If longevity is a race, then women are the winners: Women outlive men (Females 80.2 years and males 74.5 years); wives live 8-10 years longer than their husbands if they’re married at the same age; and over 75% of women are eventually widowed.
As a result, women must take hold of their financial futures.
The unexpected death of a husband or a recent divorce may mean that a woman is suddenly making all financial decisions. In your case, you may have been doing this all along. But if you haven’t, the unanticipated responsibility can be overwhelming.
In addition, the consequences of poor planning can be devastating. According to one study, a year after the death of a spouse, 80% of life insurance proceeds will be depleted—a lifetime building a nest egg could disappear within a matter of months.
Following are the top 10 financial challenges that women, whether married or single, may face with suggestions and solutions:
1. Putting the needs of others ahead of your own. A woman will often fund her child’s education before her own retirement, or she’ll loan money to relatives that may never be repaid. Solution: Pay yourself first. If you’ve ever flown, you’ve heard the flight attendant remind you to put the life vest and oxygen mask on yourself first, even before you help family members.
2. Spending money to compensate for emotional needs. Suggestion: Observe your behavior. Then create ways to get through difficult times that don’t require spending money.

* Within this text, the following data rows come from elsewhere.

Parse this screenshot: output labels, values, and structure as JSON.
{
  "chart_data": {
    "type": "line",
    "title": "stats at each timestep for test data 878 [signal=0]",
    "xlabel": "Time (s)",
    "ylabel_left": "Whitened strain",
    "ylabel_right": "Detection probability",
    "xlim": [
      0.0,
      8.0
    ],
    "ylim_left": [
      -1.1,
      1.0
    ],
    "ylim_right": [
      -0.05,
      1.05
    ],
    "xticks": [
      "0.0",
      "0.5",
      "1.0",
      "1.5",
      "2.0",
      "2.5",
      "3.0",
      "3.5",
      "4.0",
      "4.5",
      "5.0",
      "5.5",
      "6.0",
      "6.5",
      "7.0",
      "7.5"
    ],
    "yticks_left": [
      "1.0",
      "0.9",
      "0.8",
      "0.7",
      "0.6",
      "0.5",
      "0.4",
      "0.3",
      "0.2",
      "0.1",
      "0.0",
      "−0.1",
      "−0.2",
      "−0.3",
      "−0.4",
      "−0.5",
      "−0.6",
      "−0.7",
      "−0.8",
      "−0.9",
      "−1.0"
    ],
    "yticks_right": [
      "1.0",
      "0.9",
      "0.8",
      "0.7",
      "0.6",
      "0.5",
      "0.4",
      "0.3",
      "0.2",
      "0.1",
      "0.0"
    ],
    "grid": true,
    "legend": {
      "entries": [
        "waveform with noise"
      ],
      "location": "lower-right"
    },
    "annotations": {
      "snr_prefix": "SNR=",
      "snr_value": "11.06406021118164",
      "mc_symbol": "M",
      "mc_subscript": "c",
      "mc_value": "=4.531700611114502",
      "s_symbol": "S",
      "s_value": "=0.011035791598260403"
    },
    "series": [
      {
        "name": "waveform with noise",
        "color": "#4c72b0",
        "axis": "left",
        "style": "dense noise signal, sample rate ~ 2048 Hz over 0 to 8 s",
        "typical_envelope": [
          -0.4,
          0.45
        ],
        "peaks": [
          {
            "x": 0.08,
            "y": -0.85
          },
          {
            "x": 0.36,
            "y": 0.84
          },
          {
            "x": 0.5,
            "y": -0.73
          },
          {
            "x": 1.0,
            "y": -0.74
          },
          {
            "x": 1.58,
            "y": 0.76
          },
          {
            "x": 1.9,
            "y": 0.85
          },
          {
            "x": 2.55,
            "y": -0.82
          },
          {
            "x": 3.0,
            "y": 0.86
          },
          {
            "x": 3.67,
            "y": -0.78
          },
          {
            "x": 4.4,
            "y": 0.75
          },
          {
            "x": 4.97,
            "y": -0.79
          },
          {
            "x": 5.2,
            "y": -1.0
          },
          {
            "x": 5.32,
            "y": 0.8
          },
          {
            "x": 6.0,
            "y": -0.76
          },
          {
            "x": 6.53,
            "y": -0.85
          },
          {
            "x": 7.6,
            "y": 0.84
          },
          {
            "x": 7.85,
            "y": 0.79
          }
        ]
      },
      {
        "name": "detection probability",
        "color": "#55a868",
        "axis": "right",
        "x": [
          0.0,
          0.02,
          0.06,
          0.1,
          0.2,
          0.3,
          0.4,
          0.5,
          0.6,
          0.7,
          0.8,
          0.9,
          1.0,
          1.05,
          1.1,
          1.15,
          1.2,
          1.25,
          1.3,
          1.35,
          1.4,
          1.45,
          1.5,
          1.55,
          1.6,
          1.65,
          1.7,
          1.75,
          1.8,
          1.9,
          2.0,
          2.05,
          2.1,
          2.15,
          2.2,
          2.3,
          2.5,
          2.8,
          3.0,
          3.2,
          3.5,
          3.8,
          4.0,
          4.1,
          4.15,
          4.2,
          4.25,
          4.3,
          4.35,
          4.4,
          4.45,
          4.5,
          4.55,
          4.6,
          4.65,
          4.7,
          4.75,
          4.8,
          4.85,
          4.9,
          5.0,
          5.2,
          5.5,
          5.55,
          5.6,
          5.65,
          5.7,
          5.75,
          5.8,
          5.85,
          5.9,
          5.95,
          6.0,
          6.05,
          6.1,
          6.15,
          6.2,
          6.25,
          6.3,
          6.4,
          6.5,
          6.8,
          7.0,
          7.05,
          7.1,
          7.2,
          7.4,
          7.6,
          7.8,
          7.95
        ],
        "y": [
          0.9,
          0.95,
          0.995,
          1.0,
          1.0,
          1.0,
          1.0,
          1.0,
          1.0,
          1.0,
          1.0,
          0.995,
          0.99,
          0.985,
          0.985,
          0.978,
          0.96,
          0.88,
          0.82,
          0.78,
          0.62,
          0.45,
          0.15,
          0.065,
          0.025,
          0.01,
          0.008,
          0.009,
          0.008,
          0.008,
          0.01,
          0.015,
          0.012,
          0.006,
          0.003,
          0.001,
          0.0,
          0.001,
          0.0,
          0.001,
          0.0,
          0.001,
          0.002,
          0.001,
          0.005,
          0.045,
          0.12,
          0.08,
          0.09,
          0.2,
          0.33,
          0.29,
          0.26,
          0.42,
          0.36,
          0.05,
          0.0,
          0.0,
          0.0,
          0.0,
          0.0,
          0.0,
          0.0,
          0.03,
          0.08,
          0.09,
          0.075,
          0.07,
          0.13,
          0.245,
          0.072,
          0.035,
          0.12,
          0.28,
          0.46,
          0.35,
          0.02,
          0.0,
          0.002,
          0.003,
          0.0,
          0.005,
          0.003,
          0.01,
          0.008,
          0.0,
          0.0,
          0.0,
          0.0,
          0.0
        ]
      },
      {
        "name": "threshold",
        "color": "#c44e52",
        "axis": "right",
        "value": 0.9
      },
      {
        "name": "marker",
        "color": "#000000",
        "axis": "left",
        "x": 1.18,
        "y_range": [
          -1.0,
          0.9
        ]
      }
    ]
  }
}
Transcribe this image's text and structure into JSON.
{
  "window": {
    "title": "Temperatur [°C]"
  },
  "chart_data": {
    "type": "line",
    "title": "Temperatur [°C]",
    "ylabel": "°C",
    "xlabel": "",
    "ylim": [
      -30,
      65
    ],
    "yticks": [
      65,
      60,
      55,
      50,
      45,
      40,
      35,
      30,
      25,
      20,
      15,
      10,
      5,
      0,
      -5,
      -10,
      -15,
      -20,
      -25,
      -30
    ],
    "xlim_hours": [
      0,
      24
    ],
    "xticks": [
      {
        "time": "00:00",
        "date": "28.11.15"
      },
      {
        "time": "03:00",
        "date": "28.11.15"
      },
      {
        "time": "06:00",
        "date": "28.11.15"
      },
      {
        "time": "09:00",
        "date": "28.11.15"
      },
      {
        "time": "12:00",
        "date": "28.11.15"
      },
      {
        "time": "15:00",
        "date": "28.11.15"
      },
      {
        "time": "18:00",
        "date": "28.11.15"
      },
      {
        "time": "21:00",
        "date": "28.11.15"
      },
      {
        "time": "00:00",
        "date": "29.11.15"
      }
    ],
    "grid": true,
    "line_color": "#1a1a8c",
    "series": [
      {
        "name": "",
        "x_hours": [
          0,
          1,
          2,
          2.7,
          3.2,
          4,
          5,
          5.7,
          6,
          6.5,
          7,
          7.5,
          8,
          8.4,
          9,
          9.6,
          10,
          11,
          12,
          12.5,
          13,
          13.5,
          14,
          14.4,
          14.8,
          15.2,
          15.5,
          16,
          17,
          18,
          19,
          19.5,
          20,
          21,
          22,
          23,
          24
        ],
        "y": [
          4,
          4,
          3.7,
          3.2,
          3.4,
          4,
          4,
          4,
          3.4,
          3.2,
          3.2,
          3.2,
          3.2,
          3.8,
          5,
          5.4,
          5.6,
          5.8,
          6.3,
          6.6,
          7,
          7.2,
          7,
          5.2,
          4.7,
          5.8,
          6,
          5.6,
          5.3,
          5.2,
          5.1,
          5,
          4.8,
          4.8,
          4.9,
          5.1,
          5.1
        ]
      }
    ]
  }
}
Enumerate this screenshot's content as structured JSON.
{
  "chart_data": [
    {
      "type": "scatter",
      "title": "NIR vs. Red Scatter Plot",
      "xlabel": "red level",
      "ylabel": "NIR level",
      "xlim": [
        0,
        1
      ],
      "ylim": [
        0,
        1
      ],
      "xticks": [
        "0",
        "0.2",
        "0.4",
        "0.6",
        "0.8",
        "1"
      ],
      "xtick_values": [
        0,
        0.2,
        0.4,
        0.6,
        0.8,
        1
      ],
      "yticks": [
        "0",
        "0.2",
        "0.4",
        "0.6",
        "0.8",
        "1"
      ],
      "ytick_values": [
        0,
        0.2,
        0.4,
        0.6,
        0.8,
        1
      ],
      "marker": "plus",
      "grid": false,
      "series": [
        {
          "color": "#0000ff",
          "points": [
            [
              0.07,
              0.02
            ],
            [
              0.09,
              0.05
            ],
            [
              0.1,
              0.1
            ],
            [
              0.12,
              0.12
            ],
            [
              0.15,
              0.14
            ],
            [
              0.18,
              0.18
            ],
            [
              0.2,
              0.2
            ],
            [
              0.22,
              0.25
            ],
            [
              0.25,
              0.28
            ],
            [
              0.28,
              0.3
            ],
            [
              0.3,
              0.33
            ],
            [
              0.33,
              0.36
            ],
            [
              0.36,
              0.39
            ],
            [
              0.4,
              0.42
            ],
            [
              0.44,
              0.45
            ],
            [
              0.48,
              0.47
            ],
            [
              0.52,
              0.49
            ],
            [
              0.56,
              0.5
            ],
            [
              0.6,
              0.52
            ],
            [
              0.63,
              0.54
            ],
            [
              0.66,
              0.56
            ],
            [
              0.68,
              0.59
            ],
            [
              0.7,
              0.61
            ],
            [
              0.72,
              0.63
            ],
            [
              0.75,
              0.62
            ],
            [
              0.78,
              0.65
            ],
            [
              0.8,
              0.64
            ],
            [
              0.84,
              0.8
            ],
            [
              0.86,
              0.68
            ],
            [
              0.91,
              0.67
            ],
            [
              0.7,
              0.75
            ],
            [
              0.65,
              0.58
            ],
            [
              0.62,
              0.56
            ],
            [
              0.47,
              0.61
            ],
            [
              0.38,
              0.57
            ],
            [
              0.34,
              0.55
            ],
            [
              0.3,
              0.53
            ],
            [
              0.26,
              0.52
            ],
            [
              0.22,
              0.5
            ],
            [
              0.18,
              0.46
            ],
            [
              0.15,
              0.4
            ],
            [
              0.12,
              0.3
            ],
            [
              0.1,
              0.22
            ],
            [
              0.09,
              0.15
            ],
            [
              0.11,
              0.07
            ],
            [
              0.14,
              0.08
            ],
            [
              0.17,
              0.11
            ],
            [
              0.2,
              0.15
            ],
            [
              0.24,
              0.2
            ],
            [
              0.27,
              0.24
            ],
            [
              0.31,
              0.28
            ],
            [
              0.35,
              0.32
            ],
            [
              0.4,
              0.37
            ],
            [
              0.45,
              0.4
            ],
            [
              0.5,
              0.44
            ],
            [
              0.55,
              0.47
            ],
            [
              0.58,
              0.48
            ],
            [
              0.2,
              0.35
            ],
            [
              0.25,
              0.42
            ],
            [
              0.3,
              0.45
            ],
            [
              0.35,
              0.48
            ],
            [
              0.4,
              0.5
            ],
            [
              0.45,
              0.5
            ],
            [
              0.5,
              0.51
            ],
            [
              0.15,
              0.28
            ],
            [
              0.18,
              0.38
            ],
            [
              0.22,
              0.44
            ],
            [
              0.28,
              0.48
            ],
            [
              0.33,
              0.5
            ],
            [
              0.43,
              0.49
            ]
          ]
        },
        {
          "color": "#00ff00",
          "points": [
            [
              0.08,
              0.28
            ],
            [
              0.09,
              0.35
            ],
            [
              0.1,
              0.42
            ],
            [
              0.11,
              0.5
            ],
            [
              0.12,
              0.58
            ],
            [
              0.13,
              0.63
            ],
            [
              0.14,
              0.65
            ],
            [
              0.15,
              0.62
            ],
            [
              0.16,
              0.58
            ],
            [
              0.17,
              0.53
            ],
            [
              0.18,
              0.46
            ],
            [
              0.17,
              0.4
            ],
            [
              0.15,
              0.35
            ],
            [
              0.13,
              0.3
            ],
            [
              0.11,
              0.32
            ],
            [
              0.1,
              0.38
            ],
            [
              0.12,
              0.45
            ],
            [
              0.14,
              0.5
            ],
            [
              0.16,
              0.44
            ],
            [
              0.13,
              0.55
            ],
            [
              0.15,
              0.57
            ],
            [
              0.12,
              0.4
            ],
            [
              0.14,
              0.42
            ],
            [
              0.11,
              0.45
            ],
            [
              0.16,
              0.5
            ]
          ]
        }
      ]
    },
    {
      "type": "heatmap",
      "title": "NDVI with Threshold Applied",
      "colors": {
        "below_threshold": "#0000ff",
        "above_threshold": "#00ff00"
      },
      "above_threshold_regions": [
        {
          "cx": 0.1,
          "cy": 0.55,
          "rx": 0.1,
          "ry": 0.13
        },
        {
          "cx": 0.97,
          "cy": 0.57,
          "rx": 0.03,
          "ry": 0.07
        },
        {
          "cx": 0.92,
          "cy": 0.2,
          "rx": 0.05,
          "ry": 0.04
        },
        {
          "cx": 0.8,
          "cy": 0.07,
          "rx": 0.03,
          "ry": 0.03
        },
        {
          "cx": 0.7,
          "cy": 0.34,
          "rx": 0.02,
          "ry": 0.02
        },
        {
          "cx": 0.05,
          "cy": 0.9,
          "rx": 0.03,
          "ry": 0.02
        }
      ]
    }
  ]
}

3. Deciding whether to keep the mortgage or pay it off. Many advisors believe that if you’re over 50 and plan to stay in your home then you should pay off the mortgage. It is important to be aware that women are often less comfortable with loans than men. As a result, they may decide to pay off the loan even if it’s not in their best interest. Suggestion: How you develop your plan depends on the following five factors: your tax bracket, the size of your portfolio relative to the size of your loan, your projected cash flow, the liquidity of your assets, and what decision will be best for your situation.
4. Living in a home that is too large or expensive. Many women have a strong nesting instinct. As a result, women often place great importance on remaining in their homes. But sometimes there are better options. Suggestion: Similar to point 3, evaluate the five factors, and decide what is best for you.
5. Having an outdated or non-existent estate plan. Considering mortality is never easy. Suggestion: I tell my clients that one of the best gifts that they can provide loved ones is to have their finances in order after their death. Preparation means your estate can be settled more quickly with less cost and hopefully reduce some of the emotional burden on your heirs. It can also help relatives avoid having to seek out court appointed guardianship, which can add more cost and even emotional trauma. Finally, it is always important to keep family members informed of financial decisions, the location of assets and estate planning documents, and make sure you’ve determined who will control asset matters should you become incapacitated.
6. Having an investment plan that doesn’t focus on your individual needs. Does your investment program reflect your income, growth, tax bracket, and estate? Suggestion: If you’re fortunate enough to have more income than you need, consider income deferral and gifting programs. If your savings falls below the income you require, it may be time to review your expenditures and investment allocations.
7. Being too aggressive or too conservative with your investments. Solution: Determine whether your investment plan addresses your income needs and your risk tolerance. Seek objective input.
8. Holding investments too long. A common problem I see when meeting with clients is an attachment to their investments and an aversion to change. Solution: Part of the financial planning process involves creating investment benchmarks. It is a good idea to review and evaluate these with your advisor on a regular basis and make adjustments as necessary.
9. Seeking financial advice from someone other than an advisor who is certified in financial planning. Solution: Review an advisor’s experience and background, and request references.
10. Withdrawing too much or too little from a retirement plan. Suggestion: Deciding whether to take out more or less requires an objective outlook. Base your withdrawal amount on your tax bracket and your cash flow needs both this year and in the future.
At some point, 9 out of 10 women will be solely responsible for managing their finances. When divorce, death, or any of life’s surprises come your way, having a solid financial IQ will boost your self-confidence.
This information is not considered a recommendation to buy or sell any investment.